Die Entfernung zum vertrauten Wohnumfeld sei für 40 Prozent der Betroffenen der Grund, den Dienst zu quittieren. Daher sei es „wichtig und richtig, dass die Bundeswehr bereits verstärkt darauf abzielt, ihre Präsenz und ihr Engagement in den Kommunen und Regionen zu intensivieren". Gut sei, dass die Dienststellen im Berichtsjahr mehr Freiheiten erhalten hätten, in eigener Verantwortung und unabhängig von überregionalen Kampagnen für ihren Standort zu werben. 

Auch eine bessere Vereinbarkeit von Dienst und Familie könnte laut Högl helfen, Menschen für die Truppe zu gewinnen und dort zu halten. Zudem befüwortet sie ein verpflichtendes Gesellschaftsjahr für junge Frauen und Männer, das auch bei der Bundeswehr abgeleistet werden kann.

Bei welchen Waffensystemen gibt es Nachholbedarf?

„Nach wie vor mangelt es insbesondere an funktionstüchtigem Großgerät und Ersatzteilen, was zum Teil auch aus der so wichtigen Abgabe von Material an die Ukraine resultiert“, moniert Högl in ihrem Bericht. Verstärkt investieren müsse die Truppe aber auch bei Drohnen und Drohnenabwehr. Für die Stärkung der Verteidigungsfähigkeit im Bereich der hybriden Kriegsführung müssten zudem IT und Digitalisierung stärker bedacht werden.

Wie steht es um Kasernen und andere Bereiche der Infrastruktur?

Dort gibt es nach wie vor große Probleme. Zwar wurden im Berichtsjahr die Investitionen auf rund 1,6 Milliarden Euro erhöht und gegenüber 1,25 Milliarden im Vorjahr deutlich gesteigert. Der Gesamtinvestitionsbedarf im Bereich Infrastruktur belief sich nach Ende des Jahres 2024 jedoch immer noch auf rund 67 Milliarden Euro. Kasernen und Liegenschaften befänden sich „immer noch teilweise in einem desaströsen Zustand“. Nach langen Jahren der Einsparung gebe es einen hohen Sanierungsstau. Der vom Bundesverteidigungsministerium entwickelte „Aktionsplan für eine beschleunigte Bereitstellung von erforderlicher Infrastruktur für die Bundeswehr in der Zeitenwende“ sei ein gutes Zeichen. 

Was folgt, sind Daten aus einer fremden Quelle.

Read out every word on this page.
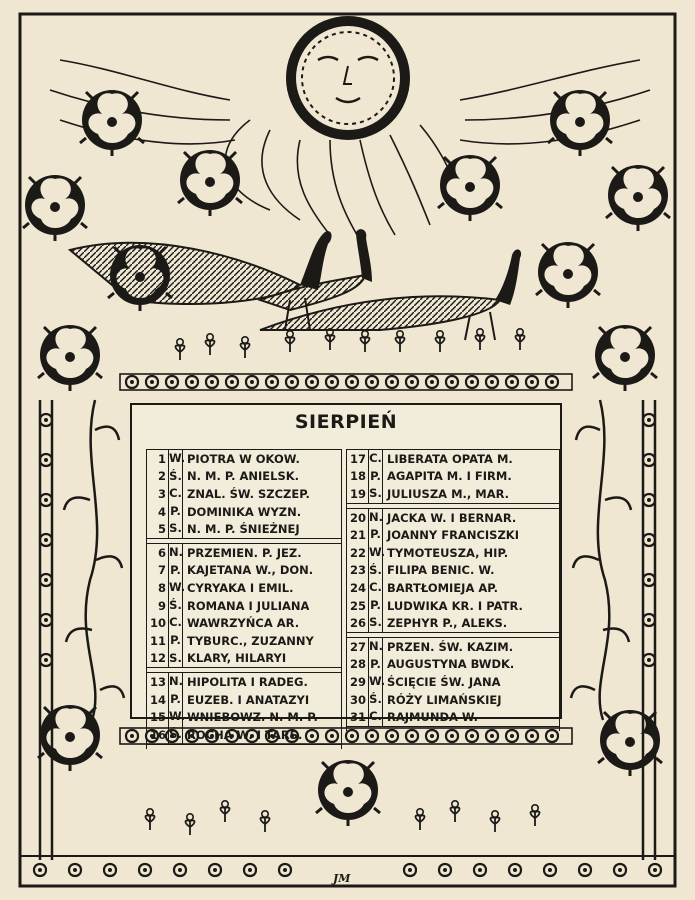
SIERPIEŃ
1 W. PIOTRA W OKOW.
2 Ś. N. M. P. ANIELSK.
3 C. ZNAL. ŚW. SZCZEP.
4 P. DOMINIKA WYZN.
5 S. N. M. P. ŚNIEŻNEJ
6 N. PRZEMIEN. P. JEZ.
7 P. KAJETANA W., DON.
8 W. CYRYAKA I EMIL.
9 Ś. ROMANA I JULIANA
10 C. WAWRZYŃCA AR.
11 P. TYBURC., ZUZANNY
12 S. KLARY, HILARYI
13 N. HIPOLITA I RADEG.
14 P. EUZEB. I ANATAZYI
15 W. WNIEBOWZ. N. M. P.
16 Ś. ROCHA W. I TARS.
17 C. LIBERATA OPATA M.
18 P. AGAPITA M. I FIRM.
19 S. JULIUSZA M., MAR.
20 N. JACKA W. I BERNAR.
21 P. JOANNY FRANCISZKI
22 W. TYMOTEUSZA, HIP.
23 Ś. FILIPA BENIC. W.
24 C. BARTŁOMIEJA AP.
25 P. LUDWIKA KR. I PATR.
26 S. ZEPHYR P., ALEKS.
27 N. PRZEN. ŚW. KAZIM.
28 P. AUGUSTYNA BWDK.
29 W. ŚCIĘCIE ŚW. JANA
30 Ś. RÓŻY LIMAŃSKIEJ
31 C. RAJMUNDA W.
JM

Was wurde bei der Gleichstellung von Frauen und Männern erreicht?

Im Jahr 2024 leisteten insgesamt 24.675 Soldatinnen Dienst in den Streitkräften. Frauen seien trotz aller positiven Entwicklungen der letzten Jahre noch immer stark unterrepräsentiert, insbesondere in Führungspositionen, so die Wehrbeauftragte. Der angepeilte Frauenanteil von 20 Prozent liege in weiter Ferne. „Soldatinnen sehen sich weiterhin nicht selten Vorurteilen, Diskriminierung und leider zuweilen sexueller Belästigung ausgesetzt“, heißt es im Jahresbericht. Insgesamt erhielt die Wehrbeauftragte im Berichtsjahr 48 Meldungen zu sexualisiertem Fehlverhalten.